Christopher is only 10 years old, and he, while precocious and headstrong, is still a handsome boy with a perfect round head, freckles he has yet to outgrow, and inquisitive, dark brown eyes. They all sit. I begin to dish up first, passing the steak to Alexander, who always begins the dinner conversation.
“Alexander,” I begin, “How was your day today?”
“It went quite well, thank you for asking,” the young man replies. “Coach Myers was so impressed with my tryout that he made me a starter.”
“Alexander, that is excellent,” Victoria beams. I’m not as impressed, but I let mother and son have their moment. “What position?”

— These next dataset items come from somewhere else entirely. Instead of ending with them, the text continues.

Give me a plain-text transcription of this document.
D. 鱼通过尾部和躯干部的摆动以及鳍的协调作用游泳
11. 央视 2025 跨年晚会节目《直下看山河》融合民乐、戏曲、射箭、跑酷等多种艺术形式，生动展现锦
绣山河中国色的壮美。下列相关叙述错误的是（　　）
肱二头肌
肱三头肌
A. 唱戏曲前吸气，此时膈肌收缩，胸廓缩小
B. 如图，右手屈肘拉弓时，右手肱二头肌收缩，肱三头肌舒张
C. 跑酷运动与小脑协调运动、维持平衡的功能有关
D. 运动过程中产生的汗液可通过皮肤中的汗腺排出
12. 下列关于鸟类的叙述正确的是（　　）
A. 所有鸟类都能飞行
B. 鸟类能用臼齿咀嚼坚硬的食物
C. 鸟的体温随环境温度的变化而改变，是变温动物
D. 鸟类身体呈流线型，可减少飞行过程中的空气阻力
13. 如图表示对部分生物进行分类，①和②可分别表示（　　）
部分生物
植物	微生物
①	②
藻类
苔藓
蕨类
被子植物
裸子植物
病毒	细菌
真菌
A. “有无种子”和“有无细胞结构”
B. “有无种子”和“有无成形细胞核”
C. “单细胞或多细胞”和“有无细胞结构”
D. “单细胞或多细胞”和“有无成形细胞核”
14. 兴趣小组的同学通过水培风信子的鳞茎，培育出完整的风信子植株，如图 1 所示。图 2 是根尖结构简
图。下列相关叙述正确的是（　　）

“Quarterback, Mommy,” Alexander answers. “Apparently, Coach Myers hadn’t encountered anyone who could accurately throw a footbal
l while running before.” My son turns to me. “Now, Daddy, I don’t want you to worry. I’m not going to become so engrossed in athletics that my studies will be neglected.”
I smile involuntarily. Alexander is such a good boy.
“In that case, I hope you have a marvelous…season, is it called?”
I regret that I’m not more informed on my children’s interests. I was never an athletic child, and as I grew into adulthood, I never had a use for sports. Alexander was born with his mother’s drive and passion for physical competition.
“Thank you, Daddy,” Alexander acknowledges me with a smile. “And, I understand if you don’t want to attend any of my games. I know football was never of any interest to you.”
“Thank you, Alexander. You’re always so considerate.”
It dawns on me that my son might be injured playing this barbaric, pointless sport, and that could never be allowed to happen. I would have to keep an eye on him. But now that Alexander had had his turn, it was time to move onto my other children.
“Julie?” I turn my attention to my middle child and only daughter. “Share your day with us, please?”
Julie nods her head at me, and her bright, beautiful, hazel eyes sparkle as she neatly chews and swallows her green beans. She is careful to be sure no food remains in her mouth as she begins to speak, and that causes me to smile. She is so well behaved.
“Daddy, I auditioned for the play just like you suggested…” Her voice saddens as it trails off, and she begins to move her food around aimlessly with her fork. I sit — we all sit — with bated breath.
“And…?” I finally ask, trying not to show how much I am anticipating an answer.
She looks up, smiling and laughing, “Mrs. Cavanaugh cast me as Juliet! She gave me the lead role!”